Tekrarlamakta fayda var ki, Kant’ın
toplumdan, insanlıktan istediği aklın yönlendirmesine tabi ahlak projesi, büyüleyici
bir tutarlılıkla ortaya konulan teorik bir başarıdır. Ne var ki, doğru düşünmeyi
standart doğru eyleme dönüştürme isteğine karşı bir çok halde “insan
halleri” direnç gösterir. Pratik dünyada köklü bir inadı,
gururu bir laboratuarda kimyasal bir maddeyi ayrıştırmak ve parçalamak kadar
kolay değildir ki, insan aklıyla her eylemini istediği yönde şekillendirebilsin.
Kant’ın ahlakında “ya hep, ya hiç” kuralının
geçerli olduğu söylenebilir. Akıl-yoğun bir karar başarısızlıkla sonuçlandıysa;
aynı ya da benzer eylemin tekrarı aklın tek başına üzerinden gelebileceği
bir çelişki değildir. Kur’an ve
Hadisten çıkardığımız ahlaki ilkeler, cesaret kırıcı
değil; teşvik edicidir. Azdan çoğa doğru tedricilik ilkesi göze çarpmaktadır.
Kur’an’daki yasaklamalarda bu husus
hemen dikkati çeker; hadislerde ise amelin sürekliliği,
bir zaman yoğun bir şekilde yapılan, başka bir zaman terk edilen durumlara
tercih edilir: “İşlerin
hayırlısı az ve devamlı olandır.”
Gerek dış dünyanın gerek nefsin düzeltmesinde mücadele
biçimi, aktif bir fiilden, kalbi bir çabaya kadar çeşitlenir.
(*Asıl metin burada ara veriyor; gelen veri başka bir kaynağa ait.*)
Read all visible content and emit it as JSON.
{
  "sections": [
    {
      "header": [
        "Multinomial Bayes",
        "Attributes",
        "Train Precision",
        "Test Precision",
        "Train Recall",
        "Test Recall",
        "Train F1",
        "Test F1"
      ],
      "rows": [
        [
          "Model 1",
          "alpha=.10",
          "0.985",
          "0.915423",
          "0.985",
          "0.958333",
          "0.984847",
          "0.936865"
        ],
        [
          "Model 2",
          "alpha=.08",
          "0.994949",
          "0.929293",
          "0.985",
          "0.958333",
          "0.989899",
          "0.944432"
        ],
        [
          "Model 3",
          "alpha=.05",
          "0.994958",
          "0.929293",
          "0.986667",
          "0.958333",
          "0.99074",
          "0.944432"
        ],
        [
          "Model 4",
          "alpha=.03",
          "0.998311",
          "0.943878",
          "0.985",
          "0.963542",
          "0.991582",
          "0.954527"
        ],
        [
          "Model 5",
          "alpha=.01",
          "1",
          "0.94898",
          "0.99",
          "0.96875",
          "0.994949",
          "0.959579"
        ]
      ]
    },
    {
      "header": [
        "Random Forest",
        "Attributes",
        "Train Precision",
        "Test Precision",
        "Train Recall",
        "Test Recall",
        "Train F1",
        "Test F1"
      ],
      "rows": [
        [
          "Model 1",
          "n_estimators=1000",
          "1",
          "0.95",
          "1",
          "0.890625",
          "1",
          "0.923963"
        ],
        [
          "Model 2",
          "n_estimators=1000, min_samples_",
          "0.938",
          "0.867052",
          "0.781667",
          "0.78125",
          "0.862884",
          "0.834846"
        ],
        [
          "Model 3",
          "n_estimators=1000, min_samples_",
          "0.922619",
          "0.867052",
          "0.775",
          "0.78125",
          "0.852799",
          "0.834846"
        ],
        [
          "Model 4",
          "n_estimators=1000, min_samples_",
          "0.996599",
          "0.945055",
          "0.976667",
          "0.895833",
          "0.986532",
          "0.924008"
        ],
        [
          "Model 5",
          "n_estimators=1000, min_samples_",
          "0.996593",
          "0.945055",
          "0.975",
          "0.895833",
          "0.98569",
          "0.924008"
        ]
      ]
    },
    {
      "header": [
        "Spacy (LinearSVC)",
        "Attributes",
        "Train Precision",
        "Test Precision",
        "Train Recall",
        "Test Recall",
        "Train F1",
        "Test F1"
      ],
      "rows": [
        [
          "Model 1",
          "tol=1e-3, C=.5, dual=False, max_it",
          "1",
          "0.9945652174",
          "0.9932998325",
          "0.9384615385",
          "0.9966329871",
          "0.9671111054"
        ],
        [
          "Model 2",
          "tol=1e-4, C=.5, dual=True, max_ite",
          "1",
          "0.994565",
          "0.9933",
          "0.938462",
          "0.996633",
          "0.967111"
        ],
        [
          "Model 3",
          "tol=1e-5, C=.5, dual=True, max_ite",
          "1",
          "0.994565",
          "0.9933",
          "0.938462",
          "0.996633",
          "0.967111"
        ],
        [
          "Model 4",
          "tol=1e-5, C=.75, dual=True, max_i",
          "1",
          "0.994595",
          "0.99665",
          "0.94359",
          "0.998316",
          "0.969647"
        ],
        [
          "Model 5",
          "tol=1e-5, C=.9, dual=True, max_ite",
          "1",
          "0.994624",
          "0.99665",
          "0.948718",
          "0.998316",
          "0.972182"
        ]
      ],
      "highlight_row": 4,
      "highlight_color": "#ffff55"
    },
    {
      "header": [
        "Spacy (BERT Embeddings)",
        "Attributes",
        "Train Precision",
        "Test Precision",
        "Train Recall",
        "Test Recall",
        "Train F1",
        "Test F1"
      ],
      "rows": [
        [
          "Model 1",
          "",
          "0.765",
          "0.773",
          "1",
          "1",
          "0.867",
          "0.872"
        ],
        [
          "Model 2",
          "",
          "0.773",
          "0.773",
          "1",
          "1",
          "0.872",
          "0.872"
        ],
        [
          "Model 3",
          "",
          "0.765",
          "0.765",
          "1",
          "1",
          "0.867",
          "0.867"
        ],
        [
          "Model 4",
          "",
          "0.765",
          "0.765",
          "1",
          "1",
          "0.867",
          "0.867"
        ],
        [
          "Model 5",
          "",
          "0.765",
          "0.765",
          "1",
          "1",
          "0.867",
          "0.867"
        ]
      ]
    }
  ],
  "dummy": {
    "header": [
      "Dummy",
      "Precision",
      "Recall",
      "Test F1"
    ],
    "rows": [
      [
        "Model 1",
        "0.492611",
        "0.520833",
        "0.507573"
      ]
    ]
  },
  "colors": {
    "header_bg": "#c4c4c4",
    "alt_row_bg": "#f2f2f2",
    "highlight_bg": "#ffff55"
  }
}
Harici şartlar
ve insanın o andaki manevi durumu her zaman aynı kararlılıkta irade
sergilenmesine set çekebilir. Nefis dışındaki haksız ve gayri ahlaki
tutumlara karşı en alt düzeyde “buğz”
(kınama), nefsin aşırılıklarına karşı da pişmanlık
dini bir değere sahiptir.

İslam’da, gayelere ilaveten, bir
dizi genel prensip vardır ki, bunlara da her halde
adaletin müteakip düsturları nazarıyla bakılabilir. Bunların belki de en
temel olanı “niyet” prensibidir.
Şu dünyada insanlar arasında, zengin-fakir, akıllı- daha az akıllı farklılaşmalar
vardır. İslam niyete verdiği önemle iç dünyada herkese tam hürriyet ve eşitlik
sağlamaktadır. Şöyle ki, her insan, ahlak kurallarına uyarak vicdanıyla
uyumlu yaşamak isteyebilir; mal ve serveti yetmediği, sıhhati elvermediği için
ya da başka nedenler yüzünden iyilik yapamayabilir olsa da, iyiliği
isteyebilir. Herkes haksızlığa karşı gelemeyebilir ama onu takbih etme,
onaylamama kapasitesine sahiptir. Demek oluyor ki, ahlak, fiilin bizzat
kendisinde değil, her şeyden önce insanın doğru dürüst yaşamak
istemesinde, kurtuluşu için verdiği mücadelededir. Bu prensibi adeta dinen müeyyidelendiren
bir hadis mevcuttur: “Ameller niyetlere göredirt.” Halis niyet ilkesiyle sıkı
sıkıya bağlantılı, hatta ona dayalı, onu temel alıyor diyebileceğimiz yükümlülüklerin
başında “ahde vefa”, sözleşme hükümlerine
sadakat ilkesi gelir. Sözlü bir vaat durumunda bile müminden ona kesinlikle
uyması istenmektedir. Bir kez taraflar arasında karşılıklı rızaya dayalı
bir akit imzalandı mı artık o, “ahitleştikten sonra onu katiyen bozmayınız”
mealindeki (Nahl, 91) ayet gereği yerine getirilmesi
gerekli bir sözdür. Müminler yalnızca kanuni nedenlerden, cezai müeyyideye
tabi olma korkusundan dolayı değil, ayrıca ahlaken ve dinen onlara riayet
etmek zorunda oldukları için yükümlülüklerini yerine getirmek durumundadırlar.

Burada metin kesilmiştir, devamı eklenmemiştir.